The Northwest crew reported entering a storm in daylight and running into turbulence; in less than a minute their primary and standby airspeed indicators showed the plane had slowed dramatically. Other systems that automatically maintain speed and altitude also disengaged. “The master warning and master caution” indications flashed on the instrument panel, according to one crew member’s written description, “and the sound of chirps and clicks (followed) letting us know these things were happening.”
Things didn’t return to normal for three minutes as the captain flew the aircraft out of the rain, according to information gathered by U.S. safety officials.
The scene inside Air France Flight 447 may have been more ominous from the beginning. The crew was flying at night and the storm they tried to traverse may have been more violent.

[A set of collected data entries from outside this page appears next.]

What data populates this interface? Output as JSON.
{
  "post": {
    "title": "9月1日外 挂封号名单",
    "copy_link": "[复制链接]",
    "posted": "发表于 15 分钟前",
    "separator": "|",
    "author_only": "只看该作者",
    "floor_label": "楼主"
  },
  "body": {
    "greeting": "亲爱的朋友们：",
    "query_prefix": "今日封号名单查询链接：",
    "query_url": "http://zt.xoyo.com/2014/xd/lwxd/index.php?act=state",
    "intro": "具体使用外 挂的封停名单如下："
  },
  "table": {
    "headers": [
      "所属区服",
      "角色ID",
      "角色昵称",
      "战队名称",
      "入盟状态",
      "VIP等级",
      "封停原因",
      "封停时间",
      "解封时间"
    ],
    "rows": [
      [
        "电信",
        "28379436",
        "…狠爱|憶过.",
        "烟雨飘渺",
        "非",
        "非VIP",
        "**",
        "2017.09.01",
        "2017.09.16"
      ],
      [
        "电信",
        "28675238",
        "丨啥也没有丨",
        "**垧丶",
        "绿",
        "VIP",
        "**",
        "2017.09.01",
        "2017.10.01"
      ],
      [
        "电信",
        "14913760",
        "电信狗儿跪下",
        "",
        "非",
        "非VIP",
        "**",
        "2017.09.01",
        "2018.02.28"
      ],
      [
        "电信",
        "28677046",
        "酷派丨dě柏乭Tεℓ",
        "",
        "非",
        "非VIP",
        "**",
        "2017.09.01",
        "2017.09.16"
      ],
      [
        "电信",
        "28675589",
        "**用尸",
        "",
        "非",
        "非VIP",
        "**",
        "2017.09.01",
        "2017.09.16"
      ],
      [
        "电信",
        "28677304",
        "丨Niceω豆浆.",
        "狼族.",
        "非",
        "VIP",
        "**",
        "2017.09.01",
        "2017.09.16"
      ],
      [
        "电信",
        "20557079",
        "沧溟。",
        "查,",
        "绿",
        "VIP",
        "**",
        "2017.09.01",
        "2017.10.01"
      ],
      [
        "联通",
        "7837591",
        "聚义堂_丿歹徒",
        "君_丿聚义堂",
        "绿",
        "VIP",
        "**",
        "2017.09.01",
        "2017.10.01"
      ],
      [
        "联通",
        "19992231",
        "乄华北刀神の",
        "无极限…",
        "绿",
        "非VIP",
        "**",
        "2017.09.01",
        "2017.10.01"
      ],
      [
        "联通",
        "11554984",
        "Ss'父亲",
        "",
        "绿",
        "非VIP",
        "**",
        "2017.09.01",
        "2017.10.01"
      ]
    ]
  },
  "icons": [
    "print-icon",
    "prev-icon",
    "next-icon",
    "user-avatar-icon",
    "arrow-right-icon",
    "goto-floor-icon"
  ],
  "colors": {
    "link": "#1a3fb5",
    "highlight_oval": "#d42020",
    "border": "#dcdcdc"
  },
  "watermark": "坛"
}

After the initial speed warnings, the Air France pilots are believed to have quickly lost the autopilot and automated throttle-controls, which are designed to instantly disengage when speed readings are suspect. Soon after, according to people familiar with the investigation, cockpit instruments showed a series of warnings about various other equipment failures and the crew apparently shut down or tried to reboot their primary and secondary computer systems.
It’s not clear what happened next. But the pilots, perhaps distracted by wildly fluctuating airspeed indications, along with the cacophony of other cockpit warnings, could have allowed the jetliner to gain excessive speed that possibly tore off sections of the plane.
The aircraft could have accelerated and run into danger because faulty instruments convinced the Air France crew the twin-engine jet was travelling so slowly that it was close to stalling. That may have prompted them to rev up the engines or point the nose down to go faster.
These incidents, along with others, will likely increase concerns about the “fly-by-wire” planes built by Airbus and, soon, Boeing.
Hydraulic systems can break, too, of course–and have. But to a generation of folks reared on computers that crash constantly for no apparent reason (and resist most attempts to diagnose the problem), the concept of a “software glitch” blowing up their aeroplane has the potential to be particularly terrifying.